I've mentioned the subject of a testbed before, briefly, but this might be a good time to raise it again. Some members will be very familiar with this technique, but others will not have thought of it. Don't be scared - this is very easy to do and will make your blogging life much easier.
For most bloggers, preparing a post is a bit of a hit-and-miss affair. You lay out your text and photos, review (usually in some sort of preview mode) and hit the "publish" button. If you are lucky, it looks OK. But often there are layout issues that you have to fix afterwards and re-publish. If you have modified your template to make your page a non-standard width, things can get really bad because the preview may not map even closely onto the final product (the system may assume standard width). Google Blogger suffers from this problem.
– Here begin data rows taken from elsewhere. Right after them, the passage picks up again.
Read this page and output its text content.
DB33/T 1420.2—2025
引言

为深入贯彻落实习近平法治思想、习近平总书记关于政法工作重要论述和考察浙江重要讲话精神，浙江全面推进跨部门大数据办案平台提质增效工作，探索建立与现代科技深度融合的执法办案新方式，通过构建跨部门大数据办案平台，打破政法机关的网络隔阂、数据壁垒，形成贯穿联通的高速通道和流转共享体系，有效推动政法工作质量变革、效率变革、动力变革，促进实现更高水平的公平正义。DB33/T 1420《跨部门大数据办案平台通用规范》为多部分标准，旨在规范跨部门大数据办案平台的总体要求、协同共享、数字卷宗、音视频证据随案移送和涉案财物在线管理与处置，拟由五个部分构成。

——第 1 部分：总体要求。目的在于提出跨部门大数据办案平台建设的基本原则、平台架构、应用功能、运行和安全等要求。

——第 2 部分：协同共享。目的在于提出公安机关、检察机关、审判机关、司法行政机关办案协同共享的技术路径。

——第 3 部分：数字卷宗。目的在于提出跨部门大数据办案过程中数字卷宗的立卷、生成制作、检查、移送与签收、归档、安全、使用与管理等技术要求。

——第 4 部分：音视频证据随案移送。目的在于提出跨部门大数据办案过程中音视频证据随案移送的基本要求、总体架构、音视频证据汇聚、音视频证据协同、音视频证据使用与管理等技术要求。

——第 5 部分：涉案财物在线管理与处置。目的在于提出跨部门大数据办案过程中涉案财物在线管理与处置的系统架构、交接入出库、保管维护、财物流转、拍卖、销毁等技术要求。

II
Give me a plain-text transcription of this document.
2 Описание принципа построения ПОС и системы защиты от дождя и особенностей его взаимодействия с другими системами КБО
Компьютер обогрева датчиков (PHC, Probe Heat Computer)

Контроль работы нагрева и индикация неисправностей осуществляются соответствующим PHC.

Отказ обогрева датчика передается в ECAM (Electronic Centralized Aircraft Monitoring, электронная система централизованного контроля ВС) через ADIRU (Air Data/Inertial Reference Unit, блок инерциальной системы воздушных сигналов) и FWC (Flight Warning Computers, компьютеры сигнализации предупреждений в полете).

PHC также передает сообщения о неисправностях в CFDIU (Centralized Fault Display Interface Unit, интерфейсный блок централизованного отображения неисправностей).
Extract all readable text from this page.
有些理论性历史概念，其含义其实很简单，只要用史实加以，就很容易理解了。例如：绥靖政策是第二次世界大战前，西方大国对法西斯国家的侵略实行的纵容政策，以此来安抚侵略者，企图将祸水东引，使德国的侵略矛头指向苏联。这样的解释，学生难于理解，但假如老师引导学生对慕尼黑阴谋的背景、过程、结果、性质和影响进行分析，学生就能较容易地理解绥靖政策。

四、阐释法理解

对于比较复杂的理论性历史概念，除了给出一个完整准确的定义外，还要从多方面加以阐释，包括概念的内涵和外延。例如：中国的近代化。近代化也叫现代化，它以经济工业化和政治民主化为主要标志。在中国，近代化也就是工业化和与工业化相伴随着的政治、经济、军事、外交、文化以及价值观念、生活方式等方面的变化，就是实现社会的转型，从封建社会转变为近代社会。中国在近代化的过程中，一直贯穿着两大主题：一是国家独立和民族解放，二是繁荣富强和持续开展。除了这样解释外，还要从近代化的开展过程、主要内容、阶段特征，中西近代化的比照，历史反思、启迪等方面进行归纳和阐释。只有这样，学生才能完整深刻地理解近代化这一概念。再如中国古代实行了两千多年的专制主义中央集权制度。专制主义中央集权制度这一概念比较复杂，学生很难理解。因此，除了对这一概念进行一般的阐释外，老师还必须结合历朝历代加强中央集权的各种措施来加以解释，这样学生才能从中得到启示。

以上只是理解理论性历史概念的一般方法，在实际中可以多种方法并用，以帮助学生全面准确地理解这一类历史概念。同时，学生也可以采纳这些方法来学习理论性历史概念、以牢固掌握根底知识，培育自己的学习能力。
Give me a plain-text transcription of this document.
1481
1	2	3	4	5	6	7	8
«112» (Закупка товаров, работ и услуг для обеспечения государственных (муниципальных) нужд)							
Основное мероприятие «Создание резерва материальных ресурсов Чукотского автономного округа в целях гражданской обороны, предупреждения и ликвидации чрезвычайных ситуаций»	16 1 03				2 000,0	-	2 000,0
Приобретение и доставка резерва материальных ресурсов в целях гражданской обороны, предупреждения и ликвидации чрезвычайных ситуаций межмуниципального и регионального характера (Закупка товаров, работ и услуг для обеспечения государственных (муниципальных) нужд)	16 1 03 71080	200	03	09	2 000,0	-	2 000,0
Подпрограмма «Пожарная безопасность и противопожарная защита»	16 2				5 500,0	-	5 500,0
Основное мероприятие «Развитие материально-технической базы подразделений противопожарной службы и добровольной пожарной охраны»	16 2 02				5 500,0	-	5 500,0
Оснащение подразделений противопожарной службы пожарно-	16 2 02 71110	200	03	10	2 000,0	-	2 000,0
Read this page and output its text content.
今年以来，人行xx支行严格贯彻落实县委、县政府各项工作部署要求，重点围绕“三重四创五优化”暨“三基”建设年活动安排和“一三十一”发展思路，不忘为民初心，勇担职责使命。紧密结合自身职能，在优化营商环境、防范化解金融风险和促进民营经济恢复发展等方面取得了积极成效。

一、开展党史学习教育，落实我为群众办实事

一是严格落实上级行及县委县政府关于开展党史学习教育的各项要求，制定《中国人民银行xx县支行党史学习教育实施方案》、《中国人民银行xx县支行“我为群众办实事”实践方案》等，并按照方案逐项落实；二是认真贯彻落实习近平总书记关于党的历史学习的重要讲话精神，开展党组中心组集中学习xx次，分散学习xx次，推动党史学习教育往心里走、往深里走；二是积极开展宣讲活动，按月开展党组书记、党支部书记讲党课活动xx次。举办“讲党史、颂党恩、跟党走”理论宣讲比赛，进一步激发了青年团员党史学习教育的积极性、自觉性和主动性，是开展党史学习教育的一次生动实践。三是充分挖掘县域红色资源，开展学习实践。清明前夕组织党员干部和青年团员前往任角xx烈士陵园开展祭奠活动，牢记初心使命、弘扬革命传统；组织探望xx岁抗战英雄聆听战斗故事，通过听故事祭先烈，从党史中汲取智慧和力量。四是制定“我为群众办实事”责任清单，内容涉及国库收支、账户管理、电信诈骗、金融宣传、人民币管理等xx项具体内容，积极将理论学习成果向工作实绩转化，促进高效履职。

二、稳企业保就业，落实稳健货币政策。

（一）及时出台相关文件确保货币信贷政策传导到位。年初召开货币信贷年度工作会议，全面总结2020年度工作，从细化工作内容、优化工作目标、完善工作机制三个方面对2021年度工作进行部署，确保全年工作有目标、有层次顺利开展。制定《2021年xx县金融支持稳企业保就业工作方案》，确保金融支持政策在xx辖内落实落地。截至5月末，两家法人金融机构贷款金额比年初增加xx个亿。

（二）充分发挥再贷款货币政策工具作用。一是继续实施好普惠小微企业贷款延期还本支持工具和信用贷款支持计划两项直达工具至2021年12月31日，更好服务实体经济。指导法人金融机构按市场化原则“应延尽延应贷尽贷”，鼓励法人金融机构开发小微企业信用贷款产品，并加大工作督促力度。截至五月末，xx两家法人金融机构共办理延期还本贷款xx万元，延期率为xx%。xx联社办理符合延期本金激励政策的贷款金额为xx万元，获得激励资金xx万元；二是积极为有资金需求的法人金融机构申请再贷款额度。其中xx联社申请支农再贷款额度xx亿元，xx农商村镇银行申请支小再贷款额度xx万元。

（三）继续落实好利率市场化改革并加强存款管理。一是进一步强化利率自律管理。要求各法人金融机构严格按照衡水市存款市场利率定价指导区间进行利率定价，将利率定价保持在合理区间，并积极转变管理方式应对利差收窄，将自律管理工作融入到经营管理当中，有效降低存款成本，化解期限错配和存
The solution to this problem is a testbed. This is a device where you can try out ideas before you put them into practice. So, how to create one?
Simply build a parallel blog to your production version. Set it up with the same parameters as the real thing and copy across any customised template you've created for your blog. For added security, give it a name that nobody would search for and would not show up easily in any list. Try something like "nP56w7mytestbed".
Then make the testbed invisible. Remove any metadata you've added to your html code for identification and any code used by statistics monitors. Now, most importantly, go through all the setting options that your host offers and privatise the testbed blog. In Blogger, for instance, you want to:
Not add blog to the listings (Basic)
Not send pings (Publishing)
Disallow comments (Comments)
Disable blog feeds (Site Feed) - the most important one of all!!!
Restrict readership to yourself (Permissions)
The latter is not strictly necessary if you've removed the metacode, obscured the name, declined listing, removed pings and stopped the feeds. This reduces the chance of anyone ever finding your testbed to about the level of a DNA match. If you do "privatise" access you will pay the penalty of password entry each time you access your testbed from a new account of with a different browser. Your choice.
I can't emphasis enough the importance of turning off the site feeds. These are the source of almost all links to your website. Many people will be checking your blog not directly, but through a feed aggregator such as Google Reader. If you leave the feeds on, they may see your multiple publishing drafts.
Finally, deselect your testbed under your profile page, if your blog host has one. That way each time someone clicks on your name hyperlink they won't see a reference to your testbed as well as to your real blog.
All done? That really only takes about half an hour at most. Now you can compose posts in your testbed and publish them at each stage of drafting. Looking at the final product (as only you will be able to do) you will see exactly how your piece will look when finally published.
When you are happy, cut and paste the html code into your real blog. Be careful here to do this in html mode. If you are in a "wysiwyg" mode ("compose" in Blogger) you may lose hyperlinks, etc. Add a title and hit "publish". Results guaranteed every time. Obviously your host won't be over-happy about this as they are providing the resources without gaining any benefits. But no-one has complained yet. I've been doing this for ages and it really works.